Use case Correlation sufficient? Causation required?
Predicting resolution time ✅ Yes ❌ No
Staffing decisions from predictions ✅ Yes ❌ No
Changing ticket submission policy ❌ No ✅ Yes
Retraining the model on filtered data ❌ No ✅ Yes

Regression is a prediction tool. It is not a policy tool unless you've done the causal work first.


Plugging back into the Monday ticket

The Monday ticket is 220 tokens. Under the naive policy it would have been flagged for truncation. Instead, the pipeline now applies the causation check before any length-based intervention is considered:

[M09] Correlation check (at policy review time, not per ticket)
    → token count correlates with resolution time: r = 0.71
    → segmented by ticket type: r = 0.09–0.14  ← confounder detected
    → proposed cap policy: BLOCKED pending controlled pilot
    → token count retained as regression feature (predictive, not causal)
    → Monday ticket: 220 tokens, no truncation applied

The Monday ticket keeps its full context. The phrase about the patch notice stays in. The classifier has the signal it needs.

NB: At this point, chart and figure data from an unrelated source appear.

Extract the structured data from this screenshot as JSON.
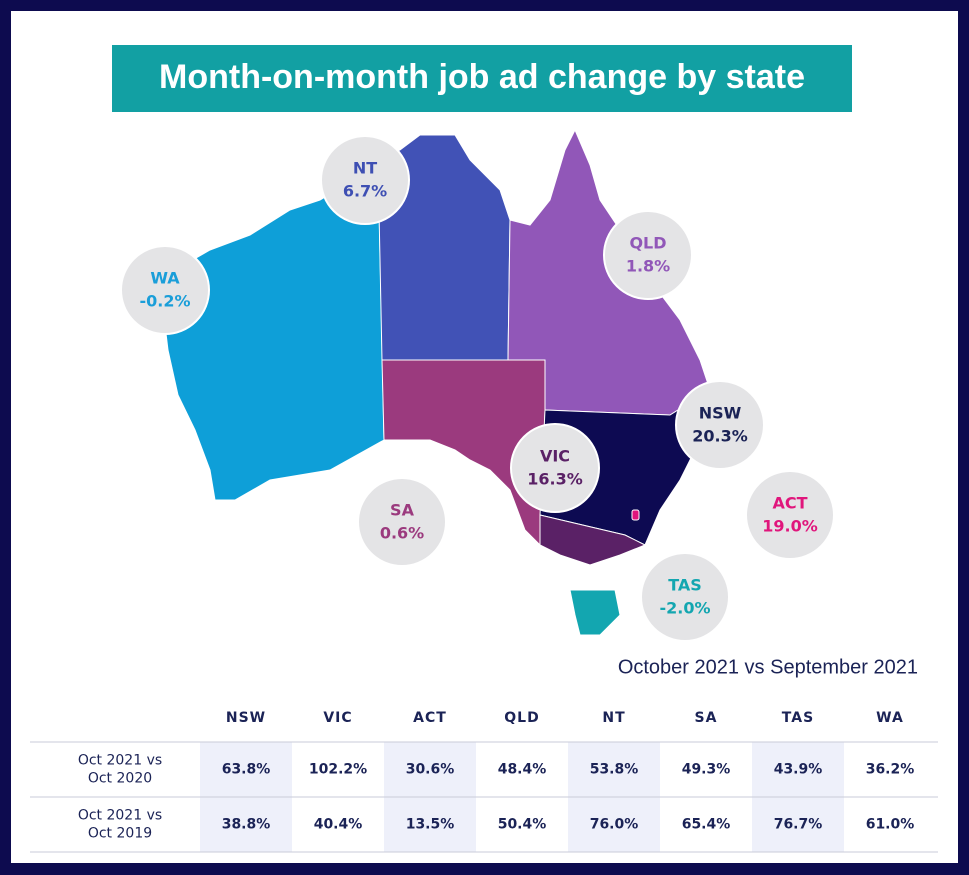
{
  "title": "Month-on-month job ad change by state",
  "states": [
    {
      "name": "NT",
      "value": "6.7%"
    },
    {
      "name": "WA",
      "value": "-0.2%"
    },
    {
      "name": "QLD",
      "value": "1.8%"
    },
    {
      "name": "NSW",
      "value": "20.3%"
    },
    {
      "name": "VIC",
      "value": "16.3%"
    },
    {
      "name": "SA",
      "value": "0.6%"
    },
    {
      "name": "ACT",
      "value": "19.0%"
    },
    {
      "name": "TAS",
      "value": "-2.0%"
    }
  ],
  "subtitle": "October 2021 vs September 2021",
  "table": {
    "columns": [
      "NSW",
      "VIC",
      "ACT",
      "QLD",
      "NT",
      "SA",
      "TAS",
      "WA"
    ],
    "rows": [
      {
        "label": [
          "Oct 2021 vs",
          "Oct 2020"
        ],
        "values": [
          "63.8%",
          "102.2%",
          "30.6%",
          "48.4%",
          "53.8%",
          "49.3%",
          "43.9%",
          "36.2%"
        ]
      },
      {
        "label": [
          "Oct 2021 vs",
          "Oct 2019"
        ],
        "values": [
          "38.8%",
          "40.4%",
          "13.5%",
          "50.4%",
          "76.0%",
          "65.4%",
          "76.7%",
          "61.0%"
        ]
      }
    ]
  }
}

The updated pipeline position

This module sits between calibration (Module 8) and sampling controls (Module 10). Its job is to prevent you from misusing the outputs of your regression and calibration models before you've checked whether the patterns you're seeing are real causes or just correlated symptoms.

[M08] Calibration → are the probabilities trustworthy?
    │
    ▼
[M09] Correlation vs Causation  ← THIS MODULE
    → before acting on any pattern:
       segment the data, check for confounders, run a pilot
    │
    ▼
[M10] Sampling Controls → temperature, top-p, top-k

Checklist before acting on any observed pattern

  • [ ] Have you listed every plausible confounder that could explain both variables?
  • [ ] Have you segmented the data by ticket type, queue, and submitter profile — does the correlation hold within segments?
  • [ ] Have you checked whether your regression coefficients are being used for prediction (fine) or for policy changes (requires causal evidence)?
  • [ ] Have you designed a controlled pilot before shipping any intervention?
  • [ ] Have you documented the distinction between correlation and causation in your decision record so future analysts don't repeat the mistake?

Strong correlation means: this is worth investigating. It does not mean: this is worth changing.

Module 13 will revisit this discipline in a specific context: when you segment accuracy by user group and find a gap, the temptation is to act immediately. The right move is to ask the same question first — confounder or cause?